Entra en la casa junto a su perro, un labrador retriever de color arena al que llamó Thor. Le sirve la comida mientras el can espera pacientemente a que su amo le indique que puede empezar a comer. Tras tirar el bote de comida al correspondiente bidón de reciclaje, mira a su perro durante un par de segundos y se siente orgulloso de lo disciplinado que es, ahí, perfectamente sentado, sin mirar el cuenco, sólo mirando a su amo. Por fin, hace un gesto con la mano y Thor se lanza a comer.
Poco antes, en el parque, la mujer con la que estuvo charlando mientras los perros de ambos correteaban le preguntó que desde cuando lo tenía. Él dijo que desde que era un cachorro, que se lo dio uno de sus hermanos. Pero lo segundo no era cierto. Mientras observaba como comía, rememoró el momento en el que lo encontró en aquella casa. Acababa de matar a sus dueños, un trabajo sencillo que le encargaron tan sólo unos días antes.

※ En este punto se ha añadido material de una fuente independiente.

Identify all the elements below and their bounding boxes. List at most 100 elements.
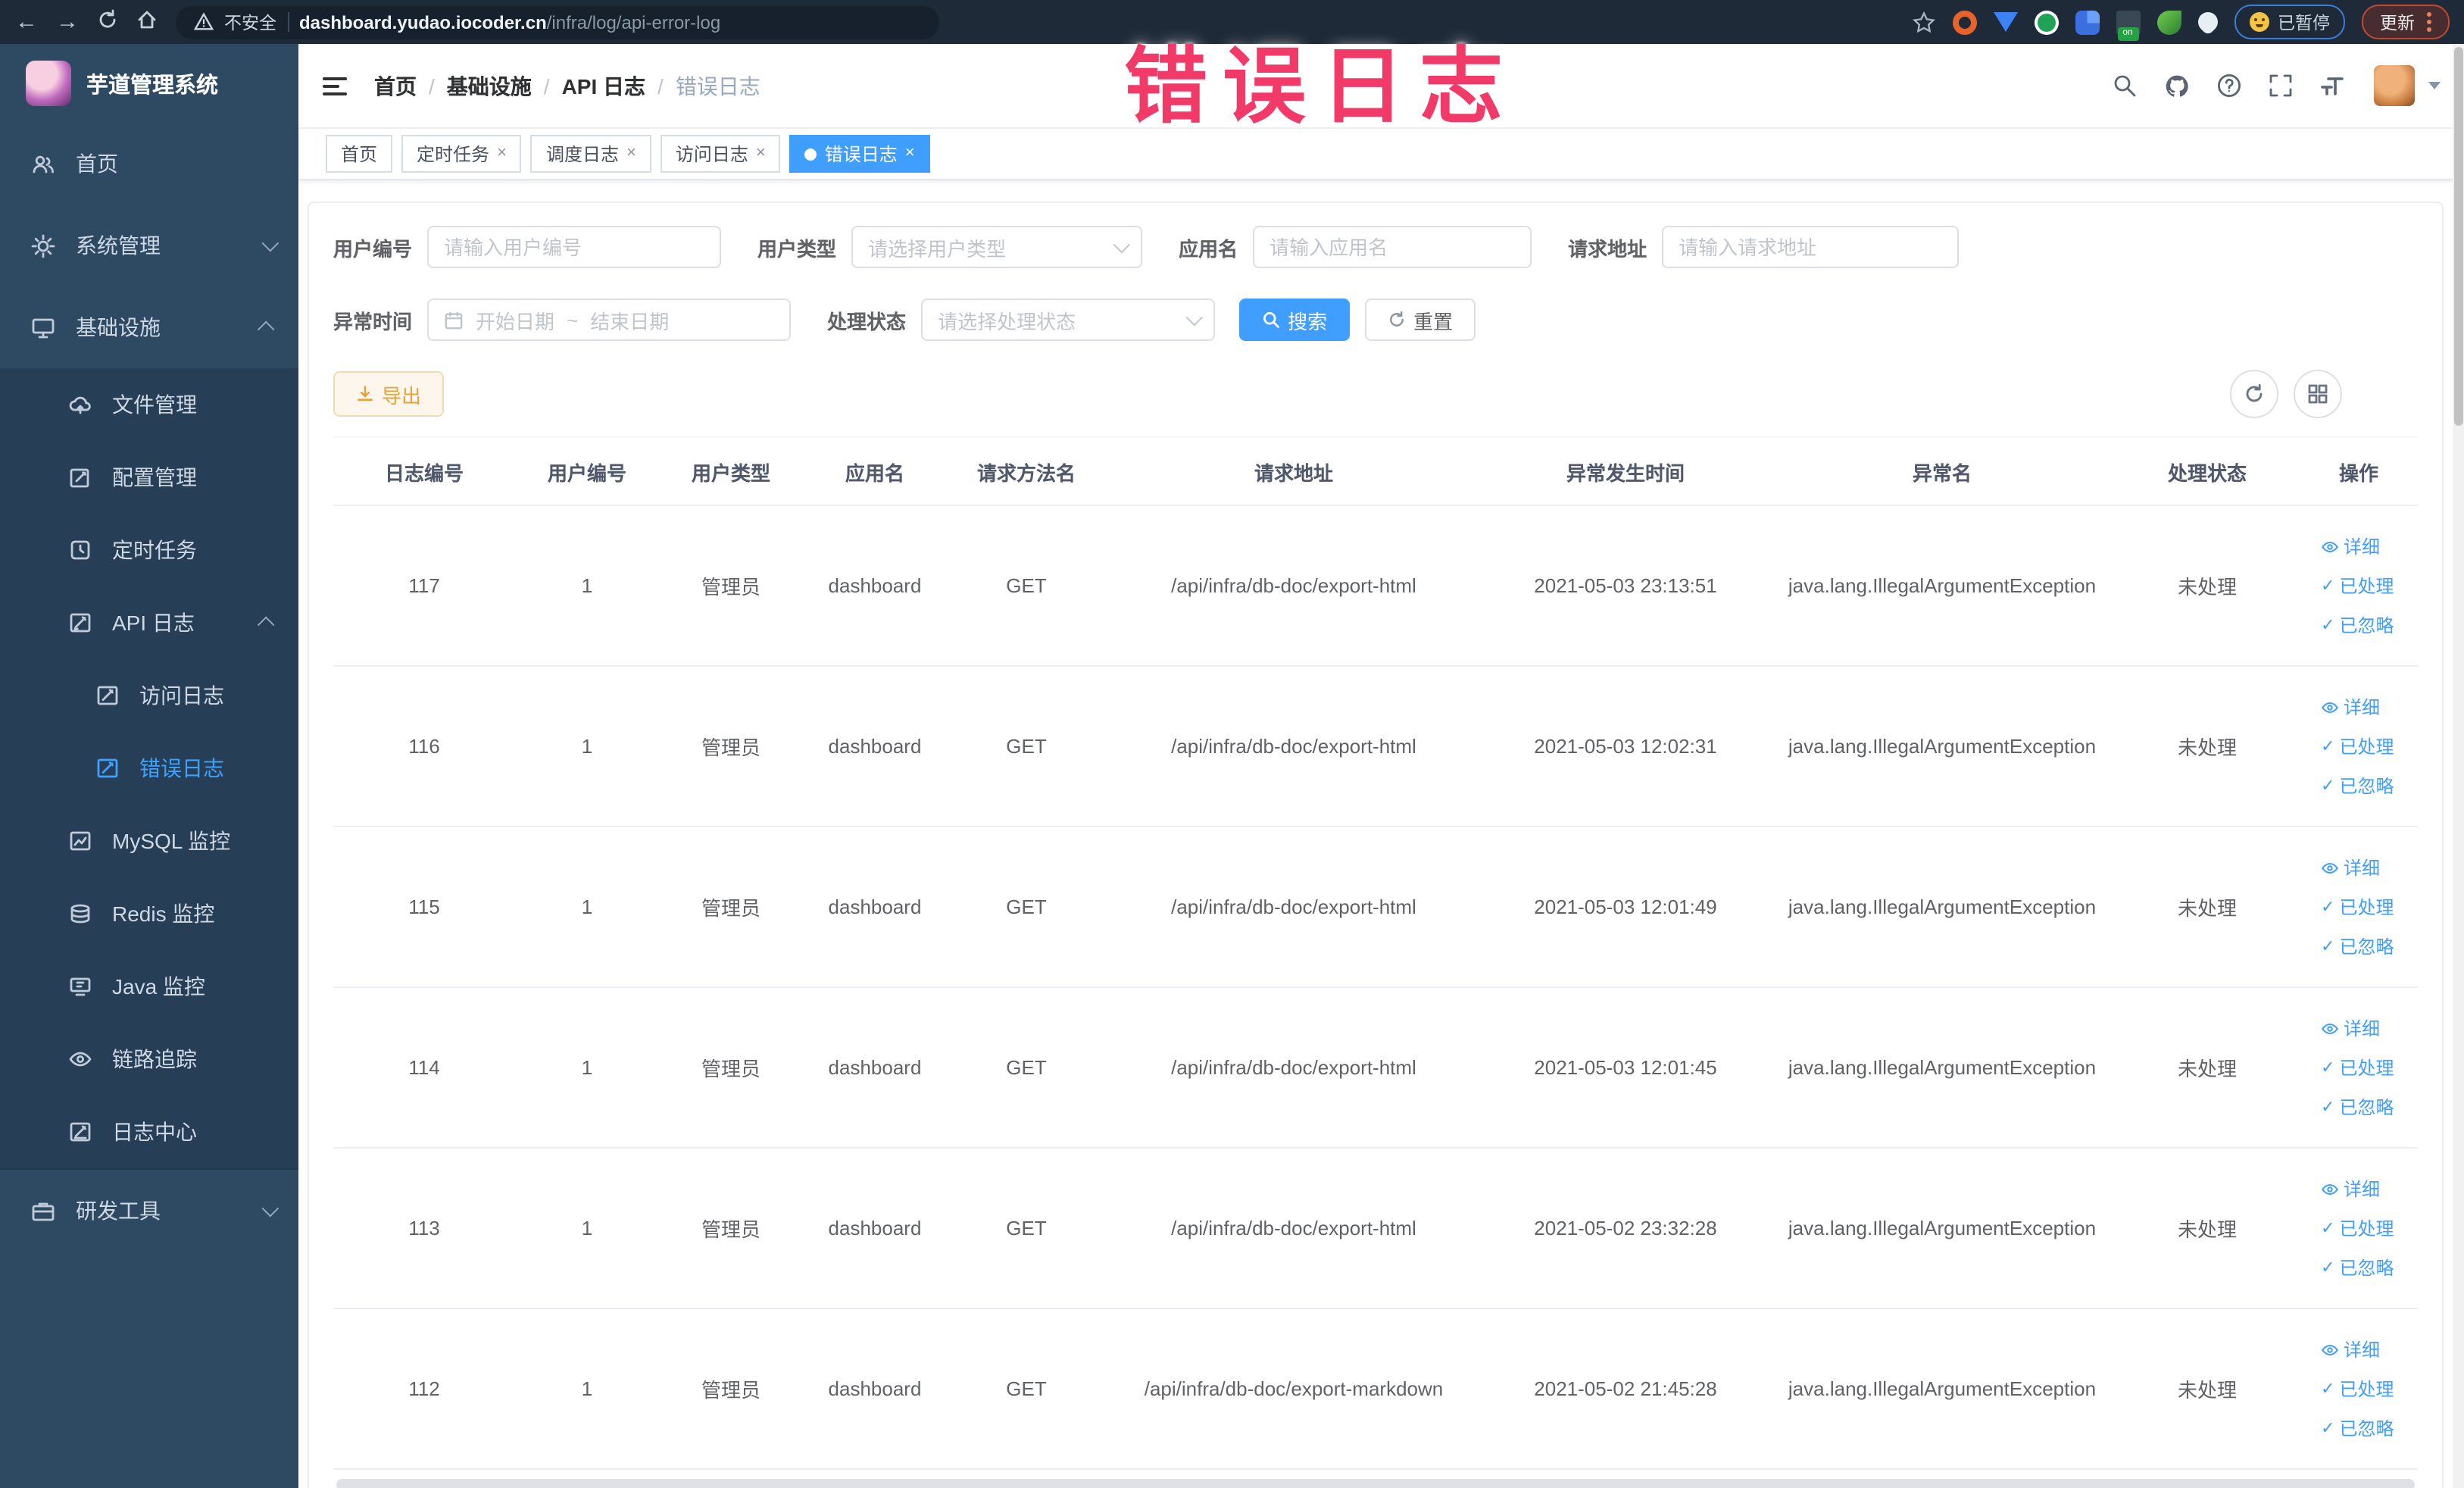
reload-icon[interactable] xyxy=(97,9,118,35)
infra-submenu: 文件管理 配置管理 定时任务 API 日志 访问日志 错误日志 MySQL 监控… xyxy=(0,368,298,1168)
request-url-input[interactable] xyxy=(1662,226,1960,268)
close-icon[interactable]: × xyxy=(497,145,507,162)
sidebar-item-file[interactable]: 文件管理 xyxy=(0,368,298,441)
sidebar-item-api-log[interactable]: API 日志 xyxy=(0,586,298,659)
ignored-link[interactable]: ✓ 已忽略 xyxy=(2321,773,2394,799)
paused-extension-chip[interactable]: 已暂停 xyxy=(2234,5,2345,39)
bookmark-star-icon[interactable] xyxy=(1911,10,1935,34)
hamburger-icon[interactable] xyxy=(317,70,353,101)
sidebar-item-access-log[interactable]: 访问日志 xyxy=(0,659,298,732)
sidebar-item-job[interactable]: 定时任务 xyxy=(0,514,298,586)
detail-link[interactable]: 详细 xyxy=(2321,1176,2380,1202)
extension-icon[interactable] xyxy=(2034,10,2058,34)
detail-link[interactable]: 详细 xyxy=(2321,1015,2380,1041)
back-icon[interactable]: ← xyxy=(15,11,38,33)
browser-update-button[interactable]: 更新 xyxy=(2362,5,2450,39)
processed-link[interactable]: ✓ 已处理 xyxy=(2321,1215,2394,1241)
processed-link[interactable]: ✓ 已处理 xyxy=(2321,1055,2394,1080)
paused-label: 已暂停 xyxy=(2278,14,2330,33)
detail-link[interactable]: 详细 xyxy=(2321,694,2380,720)
sidebar-item-infra[interactable]: 基础设施 xyxy=(0,286,298,368)
sidebar-item-home[interactable]: 首页 xyxy=(0,123,298,205)
sidebar-item-system[interactable]: 系统管理 xyxy=(0,205,298,286)
search-icon[interactable] xyxy=(2112,73,2138,98)
scrollbar-thumb[interactable] xyxy=(2454,47,2463,426)
breadcrumb-api-log[interactable]: API 日志 xyxy=(562,70,645,101)
ignored-link[interactable]: ✓ 已忽略 xyxy=(2321,612,2394,638)
help-icon[interactable] xyxy=(2216,73,2242,98)
address-bar[interactable]: 不安全 dashboard.yudao.iocoder.cn/infra/log… xyxy=(176,5,939,39)
tab-access-log[interactable]: 访问日志 × xyxy=(660,135,781,173)
app-logo[interactable]: 芋道管理系统 xyxy=(0,44,298,123)
tab-job-log[interactable]: 调度日志 × xyxy=(530,135,651,173)
sidebar-item-error-log[interactable]: 错误日志 xyxy=(0,732,298,805)
close-icon[interactable]: × xyxy=(626,145,636,162)
user-id-input[interactable] xyxy=(427,226,722,268)
extension-icon[interactable] xyxy=(1993,12,2017,32)
doc-icon xyxy=(67,1119,92,1145)
date-range-picker[interactable]: 开始日期 ~ 结束日期 xyxy=(427,299,792,341)
close-icon[interactable]: × xyxy=(905,145,915,162)
tab-job[interactable]: 定时任务 × xyxy=(401,135,522,173)
reset-button[interactable]: 重置 xyxy=(1365,299,1476,341)
font-size-icon[interactable] xyxy=(2319,73,2348,98)
user-avatar[interactable] xyxy=(2374,65,2415,106)
tab-home[interactable]: 首页 xyxy=(326,135,393,173)
ignored-link[interactable]: ✓ 已忽略 xyxy=(2321,933,2394,959)
chevron-down-icon xyxy=(1113,236,1131,254)
browser-menu-icon[interactable] xyxy=(2427,12,2431,32)
eye-icon xyxy=(2322,861,2338,874)
breadcrumb: 首页 / 基础设施 / API 日志 / 错误日志 xyxy=(374,70,760,101)
check-icon: ✓ xyxy=(2321,1259,2335,1277)
tab-error-log[interactable]: 错误日志 × xyxy=(789,135,930,173)
ignored-link[interactable]: ✓ 已忽略 xyxy=(2321,1255,2394,1280)
process-status-select[interactable]: 请选择处理状态 xyxy=(921,299,1216,341)
column-header: 异常发生时间 xyxy=(1482,436,1769,506)
search-button[interactable]: 搜索 xyxy=(1239,299,1351,341)
export-button[interactable]: 导出 xyxy=(333,371,445,417)
processed-link[interactable]: ✓ 已处理 xyxy=(2321,1376,2394,1402)
extension-icon[interactable] xyxy=(1952,10,1976,34)
grid-icon xyxy=(2308,384,2328,404)
sidebar-item-config[interactable]: 配置管理 xyxy=(0,441,298,514)
refresh-button[interactable] xyxy=(2230,370,2278,418)
column-settings-button[interactable] xyxy=(2294,370,2342,418)
breadcrumb-home[interactable]: 首页 xyxy=(374,70,417,101)
fullscreen-icon[interactable] xyxy=(2268,73,2294,98)
detail-link[interactable]: 详细 xyxy=(2321,533,2380,559)
extensions-puzzle-icon[interactable] xyxy=(2193,8,2222,36)
extension-icon[interactable] xyxy=(2156,10,2181,34)
github-icon[interactable] xyxy=(2163,72,2191,99)
check-icon: ✓ xyxy=(2321,738,2335,756)
breadcrumb-infra[interactable]: 基础设施 xyxy=(447,70,532,101)
check-icon: ✓ xyxy=(2321,1220,2335,1238)
sidebar: 芋道管理系统 首页 系统管理 基础设施 文件管理 配置管理 定时任务 API 日… xyxy=(0,44,298,1488)
avatar-caret-icon[interactable] xyxy=(2428,82,2441,89)
sidebar-item-trace[interactable]: 链路追踪 xyxy=(0,1023,298,1096)
sidebar-item-java[interactable]: Java 监控 xyxy=(0,950,298,1023)
ignored-link[interactable]: ✓ 已忽略 xyxy=(2321,1415,2394,1441)
detail-link[interactable]: 详细 xyxy=(2321,1336,2380,1362)
app-name-input[interactable] xyxy=(1253,226,1532,268)
user-type-label: 用户类型 xyxy=(757,237,837,260)
home-icon[interactable] xyxy=(136,9,158,35)
detail-link[interactable]: 详细 xyxy=(2321,855,2380,880)
sidebar-item-mysql[interactable]: MySQL 监控 xyxy=(0,805,298,877)
extension-icon[interactable]: on xyxy=(2116,10,2140,40)
forward-icon[interactable]: → xyxy=(56,11,79,33)
close-icon[interactable]: × xyxy=(756,145,766,162)
page-url: dashboard.yudao.iocoder.cn/infra/log/api… xyxy=(299,11,721,33)
column-header: 应用名 xyxy=(803,436,947,506)
processed-link[interactable]: ✓ 已处理 xyxy=(2321,733,2394,759)
user-type-select[interactable]: 请选择用户类型 xyxy=(851,226,1143,268)
sidebar-item-log-center[interactable]: 日志中心 xyxy=(0,1096,298,1168)
extension-icon[interactable] xyxy=(2075,10,2099,34)
edit-icon xyxy=(94,755,120,781)
sidebar-item-redis[interactable]: Redis 监控 xyxy=(0,877,298,950)
horizontal-scrollbar[interactable] xyxy=(336,1479,2415,1488)
sidebar-item-dev-tools[interactable]: 研发工具 xyxy=(0,1170,298,1252)
ignored-link[interactable]: ✓ 已忽略 xyxy=(2321,1094,2394,1120)
processed-link[interactable]: ✓ 已处理 xyxy=(2321,573,2394,599)
vertical-scrollbar[interactable] xyxy=(2453,44,2464,1488)
processed-link[interactable]: ✓ 已处理 xyxy=(2321,894,2394,920)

Cuando salía de la casa se topó con aquel cachorro, que le miraba con la cabeza ladeada, le hizo sonreír. Se agachó y le acarició el cuello. Miró a su alrededor y pensó “¿Qué va a ser de ti, pequeñín?”. Tras dudar durante unos segundos, lo cogió y se lo metió en la mochila.
Mira el calendario que tiene en la cocina. Mañana tiene cita con el veterinario para que le revise lo de los parásitos intestinales. El viernes tiene un nuevo encargo, algo sencillo, pero tiene que coger el avión y se ausentará un par de días, tendrá que llevar a Thor al hotel canino en el que suele dejarlo.